The Democratic Party of Japan won 44 seats in the upper house in yesterday’s elections, less than the opposition Liberal Democratic Party’s 51 seats, making it less likely that Prime Minister Naoto Kan will be able to raise the sales tax to cut the world’s largest public debt. Stocks fluctuated ahead of the start of the U.S. second-quarter earnings season, with S&P 500 companies projected to post profit gains of 34 percent, according to analysts’ estimates compiled by Bloomberg.
“The yen could actually weaken because there’s going to continued spending by the government and there’s going to be a delay in the consumption tax hike,” Curtis Freeze, chairman of Honolulu-based Prospect Asset Management Inc. with about $1 billion in assets, said in a Bloomberg Television interview. “Earnings are the key but it’s going to be very company specific.”
Four stocks rose for every three that fell among the MSCI index’s 985 members, with a measure tracking materials stocks posting the biggest gain among 10 industry groups. The Nikkei 225 Stock Average climbed 0.1 percent, a third day of gains.
Honda, Sony
Honda Motor Co. jumped 2.8 percent and Sony Corp. rallied 3.6 percent as the yen fell to as weak as 89.16 per dollar, the least since June 29, from 88.62 last week. The Japanese currency also weakened before reports this week that are forecast to show a rise in European industrial production and a drop in U.S. initial jobless claims.
“With extreme worries about the fate of the global economy easing, risk aversion is also weakening,” said Tomohiro Nishida, a Tokyo-based foreign-currency dealer at Chuo Mitsui Trust & Banking Co., a unit of Japan’s seventh-largest banking group. “The recent bout of yen buying, driven by strong risk aversion, seems to be running out of steam.”
Commodity-related stocks rallied, with Rio Tinto Group rising 1.3 percent and Nippon Steel Corp., Japan’s largest steelmaker, surging 3.3 percent. Alcoa Inc., the first company in the Dow Jones Industrial Average to report second-quarter earnings, will post a profit for the first time in three quarters, according to analyst estimates compiled by Bloomberg.
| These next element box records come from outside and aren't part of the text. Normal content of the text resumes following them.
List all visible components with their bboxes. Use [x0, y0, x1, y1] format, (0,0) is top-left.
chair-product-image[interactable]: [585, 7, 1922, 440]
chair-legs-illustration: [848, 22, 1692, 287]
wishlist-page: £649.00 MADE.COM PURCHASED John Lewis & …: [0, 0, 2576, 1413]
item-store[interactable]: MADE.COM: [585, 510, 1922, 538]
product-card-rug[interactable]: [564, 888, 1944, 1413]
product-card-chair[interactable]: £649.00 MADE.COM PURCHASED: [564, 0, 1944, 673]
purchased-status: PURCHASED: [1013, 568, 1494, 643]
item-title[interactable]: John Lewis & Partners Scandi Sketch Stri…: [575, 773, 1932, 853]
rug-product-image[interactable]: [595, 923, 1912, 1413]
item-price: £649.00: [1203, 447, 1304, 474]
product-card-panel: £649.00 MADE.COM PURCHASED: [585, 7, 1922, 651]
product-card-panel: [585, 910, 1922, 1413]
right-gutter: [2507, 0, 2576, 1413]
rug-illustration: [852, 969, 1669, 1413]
Three-month copper futures fell as much as 0.6 percent to $6,720 a metric ton on the London Metal Exchange after a customs office report showed that imports by China, the largest user, dropped for a third month in June. A report also showed China, the world’s second-biggest energy consumer, increased crude imports to a record in June, helping to drive a fourth day of gains in crude. Oil gained 0.2 percent to $76.24 in New York.